Such was General Clausewitz: a practical soldier of very great experience in the long series of wars 1793 to 1815, and one present throughout that most awful of all campaigns, Napoleon's Russian campaign in 1812.
General Karl von Clausewitz was born near Magdeburg in 1780, and entered the Prussian army as Fahnenjunker in 1792. He served in the campaigns of 1793–1794 on the Rhine. In 1801 he entered the military school at Berlin as an officer, and remained there till 1803. He here attracted the notice of Scharnhorst. In the campaign of 1806 he served as aide-de-camp to Prince Augustus of Prussia, was present at the battle of Jena, and saw that awful retreat which ended a fortnight later in the surrender at Prentzlau. Being wounded and captured, he was sent into France as a prisoner till the end of the war.
On his return (in November, 1807) he was placed on General Scharnhorst's staff, and employed on the work then going on for the reorganization of the Prussian army. In 1812 Clausewitz entered the Russian service, was employed on the general staff, and was thus able to gain much experience in the most gigantic of all the struggles of his time.
In the spring campaign of 1813 (battles of Lutzen, Bautzen, etc.), he, as a Russian officer, was attached to Blucher's staff; during the winter campaign he found employment as chief-of-the-staff to Count Walmoden, who fought against Davoust on the Lower Elbe, and the splendid action of the Goerde was entirely the result of his able dispositions. In 1815 he again entered the Prussian service, and was chief-of-the-staff to the III. Army Corps (Thielman), which at Ligny formed the left of the line of battle, and at Wavre covered the rear of Blucher's army.
In addition to this, we may say, considerable practical training (note, enormous and varied indeed compared to any obtainable in the present day), he also possessed a comprehensive and thorough knowledge of military history, and also an uncommonly clear perception of general history
(Von Caemmerer). After the Peace he was employed in a command on the Rhine. In 1818 he became major-general, and was made Director of the Military School at Berlin. Here he remained for some years. This was the chief period of his writings. As General von Caemmerer, in his Development of Strategical Science,
puts it: "This practical and experienced, and at the same time highly cultured soldier, feels now, in peaceful repose, as he himself confesses, the urgent need to develop and systematize the whole world of thought which occupies him, yet also resolves to keep secret till his death the fruit of his researches, in order that his soul, which is thirsting for Truth, may be safely and finally spared all temptations from subordinate considerations."
In 1830 he was appointed Director of Artillery at Breslau, and, having no more time for writing, sealed up and put away his papers, unfinished as they were.
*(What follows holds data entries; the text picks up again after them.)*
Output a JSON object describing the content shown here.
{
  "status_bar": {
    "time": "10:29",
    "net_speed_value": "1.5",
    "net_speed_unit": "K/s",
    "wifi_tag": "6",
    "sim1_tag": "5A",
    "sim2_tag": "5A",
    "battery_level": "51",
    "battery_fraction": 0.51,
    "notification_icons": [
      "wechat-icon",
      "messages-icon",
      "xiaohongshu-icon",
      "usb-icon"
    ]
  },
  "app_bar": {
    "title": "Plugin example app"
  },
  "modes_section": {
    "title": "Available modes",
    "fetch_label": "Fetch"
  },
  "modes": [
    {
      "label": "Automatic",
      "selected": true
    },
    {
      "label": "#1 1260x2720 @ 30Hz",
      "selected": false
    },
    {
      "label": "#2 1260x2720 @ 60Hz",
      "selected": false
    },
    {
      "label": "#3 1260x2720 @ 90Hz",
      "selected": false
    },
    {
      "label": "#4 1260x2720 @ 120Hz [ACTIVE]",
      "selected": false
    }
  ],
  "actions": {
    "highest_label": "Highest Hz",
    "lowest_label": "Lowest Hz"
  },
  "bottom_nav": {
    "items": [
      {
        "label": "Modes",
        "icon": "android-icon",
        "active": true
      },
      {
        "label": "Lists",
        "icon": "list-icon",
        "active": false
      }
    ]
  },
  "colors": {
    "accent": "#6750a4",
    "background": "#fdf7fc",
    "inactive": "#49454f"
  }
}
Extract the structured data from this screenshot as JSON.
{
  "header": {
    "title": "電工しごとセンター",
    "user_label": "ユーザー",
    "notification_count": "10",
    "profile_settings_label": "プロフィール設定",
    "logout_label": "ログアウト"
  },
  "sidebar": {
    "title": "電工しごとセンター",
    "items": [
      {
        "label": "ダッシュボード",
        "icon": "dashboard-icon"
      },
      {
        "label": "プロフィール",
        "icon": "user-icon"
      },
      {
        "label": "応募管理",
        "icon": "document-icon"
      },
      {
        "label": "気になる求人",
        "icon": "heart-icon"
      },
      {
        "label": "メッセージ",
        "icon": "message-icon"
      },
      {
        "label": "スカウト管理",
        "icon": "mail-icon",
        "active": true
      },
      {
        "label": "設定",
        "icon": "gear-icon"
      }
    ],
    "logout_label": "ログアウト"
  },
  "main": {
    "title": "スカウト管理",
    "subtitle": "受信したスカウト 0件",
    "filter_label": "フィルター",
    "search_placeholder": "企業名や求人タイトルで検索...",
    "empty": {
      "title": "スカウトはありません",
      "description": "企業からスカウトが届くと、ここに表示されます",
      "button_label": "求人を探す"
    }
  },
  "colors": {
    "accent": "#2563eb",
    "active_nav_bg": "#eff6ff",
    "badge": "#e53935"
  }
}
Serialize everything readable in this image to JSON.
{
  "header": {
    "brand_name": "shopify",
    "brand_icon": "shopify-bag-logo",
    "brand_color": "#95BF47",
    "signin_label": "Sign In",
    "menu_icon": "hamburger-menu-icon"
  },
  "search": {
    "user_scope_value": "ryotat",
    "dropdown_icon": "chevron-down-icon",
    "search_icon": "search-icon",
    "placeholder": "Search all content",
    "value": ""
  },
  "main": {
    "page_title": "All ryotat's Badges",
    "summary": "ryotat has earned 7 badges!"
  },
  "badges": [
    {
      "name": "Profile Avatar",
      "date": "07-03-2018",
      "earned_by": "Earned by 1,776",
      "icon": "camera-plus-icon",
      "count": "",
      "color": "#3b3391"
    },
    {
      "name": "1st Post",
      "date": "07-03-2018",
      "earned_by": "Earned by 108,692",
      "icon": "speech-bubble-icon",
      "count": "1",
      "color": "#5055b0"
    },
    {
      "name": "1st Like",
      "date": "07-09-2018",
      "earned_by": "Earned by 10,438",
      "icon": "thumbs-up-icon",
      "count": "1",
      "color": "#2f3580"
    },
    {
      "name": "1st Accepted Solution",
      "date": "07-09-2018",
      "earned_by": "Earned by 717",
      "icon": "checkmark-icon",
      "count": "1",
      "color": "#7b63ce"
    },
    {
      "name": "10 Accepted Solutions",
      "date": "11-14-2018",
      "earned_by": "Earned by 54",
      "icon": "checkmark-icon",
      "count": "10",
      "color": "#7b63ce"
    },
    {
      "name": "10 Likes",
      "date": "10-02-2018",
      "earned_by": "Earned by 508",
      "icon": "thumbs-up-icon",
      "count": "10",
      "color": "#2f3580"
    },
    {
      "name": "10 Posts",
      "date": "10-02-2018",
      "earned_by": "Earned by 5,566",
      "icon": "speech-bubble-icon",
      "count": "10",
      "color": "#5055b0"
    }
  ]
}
In the same year he was appointed chief-of-the-staff to Field-Marshal Gneisenau's army. In the winter of that year war with France was considered imminent, and Clausewitz had prospects of acting as chief of the general staff of the Commander-in-Chief Gneisenau. He then drew up two plans for war with France, which bear the stamp of that practical knowledge of war and adaptation of means to ends which distinguish his writings.
In the same year the war scare passed away, the army of Gneisenau was disbanded, and Clausewitz returned to Breslau, where after a few days he was seized with cholera, and died in November, 1831, aged only 51.
His works were published after his death by his widow.
CHAPTER II
THE INFLUENCE OF CLAUSEWITZ ON MODERN POLICY AND WAR
Table of Contents
From the day of their publication until now the influence of the writings of Clausewitz has been steadily growing, till to-day it is impossible to over-estimate the extent of that influence upon modern military and political thought, especially in Germany. As General von Caemmerer, in his Development of Strategical Science,
says: Karl von Clausewitz, the pupil and friend of Scharnhorst and the confidant of Gneisenau, is in Germany generally recognized as the most prominent theorist on war, as the real philosopher on war, to whom our famous victors on the more modern battlefields owe their spiritual training.
Field-Marshal Moltke was his most distinguished pupil,
and adapted the teaching of Clausewitz to the conditions of to-day.
General von der Goltz, in the introduction to his great work, The Nation in Arms,
thus describes the veneration which he inspires: "A military writer who, after Clausewitz, writes upon the subject of war, runs the risk of being likened to a poet who, after Goethe, attempts a Faust, or, after Shakespeare, a Hamlet. Everything important that can be told about the nature of war can be found stereotyped in the works which that great military genius has left behind him. Although Clausewitz has himself described his book as being something as yet incomplete, this remark of his must be taken to mean that he, too, was subject to the fate of all aspiring spirits, and was forced to feel that all he attained lay far beneath his ideal. For us, who knew not what that ideal was, his labours are a complete work. I have, accordingly, not attempted to write anything new, or of universal applicability about the science of warfare, but have limited myself to turning my attention to the military operations of our own day." One can hardly imagine a stronger tribute of admiration.